Earlier this week, Vilnius, capital of Lithuania, announced that the city is set to become “
one giant outdoor cafe.” The municipality plans to take their restaurants into the city’s public squares, plazas, and streets, creating a sprawling space dedicated to cuisine.
“Nearby cafés will be able to set up outdoor tables free of charge this season and thus conduct their activities during quarantine. Just open up, work, retain jobs, and keep Vilnius alive,” the city’s Mayor, Remigijus Šimašius, declared, following the government’s announcement about easing quarantine restrictions.

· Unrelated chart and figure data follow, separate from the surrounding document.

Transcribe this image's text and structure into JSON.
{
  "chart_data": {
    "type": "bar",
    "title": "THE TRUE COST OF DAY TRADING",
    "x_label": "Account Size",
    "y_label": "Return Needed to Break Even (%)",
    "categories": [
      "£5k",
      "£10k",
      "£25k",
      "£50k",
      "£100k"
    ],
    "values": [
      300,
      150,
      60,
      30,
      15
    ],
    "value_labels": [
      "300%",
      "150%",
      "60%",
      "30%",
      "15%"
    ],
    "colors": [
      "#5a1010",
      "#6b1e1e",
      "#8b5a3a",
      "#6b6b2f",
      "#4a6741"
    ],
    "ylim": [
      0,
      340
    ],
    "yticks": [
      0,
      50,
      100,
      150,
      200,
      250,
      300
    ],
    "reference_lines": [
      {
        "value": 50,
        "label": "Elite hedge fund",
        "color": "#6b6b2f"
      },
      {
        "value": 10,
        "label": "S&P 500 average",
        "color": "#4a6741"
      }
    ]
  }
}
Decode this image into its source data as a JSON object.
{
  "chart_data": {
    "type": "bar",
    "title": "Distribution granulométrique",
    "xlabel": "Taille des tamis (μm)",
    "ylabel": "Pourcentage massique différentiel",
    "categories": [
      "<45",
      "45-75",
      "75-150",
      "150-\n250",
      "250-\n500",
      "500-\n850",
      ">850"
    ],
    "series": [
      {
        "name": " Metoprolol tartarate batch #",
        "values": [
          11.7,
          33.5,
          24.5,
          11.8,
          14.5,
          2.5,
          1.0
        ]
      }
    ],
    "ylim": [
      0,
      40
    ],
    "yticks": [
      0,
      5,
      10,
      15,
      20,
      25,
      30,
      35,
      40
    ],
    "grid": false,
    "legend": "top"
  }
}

“Of course, the top priority remains safety for all.”
Considering wide-open squares and outdoor plazas aren’t aplenty in downtown Toronto, implementing an initiative like this one on home soil would look different. But that doesn’t mean it couldn’t be done.
In fact, there are several convincing arguments for why it’s necessary.
“Losing our main street and neighbourhood cafes, and locally-accessed restaurants, entrepreneurs, and communities is an incredible cost to our neighbourhoods and societies at large,” says Jennifer Keesmaat, CEO of The Keesmaat Group, and former chief city planner for Toronto.
“Using public space in a fundamentally different way is what’s so profound about what [Vilnius] is proposing.”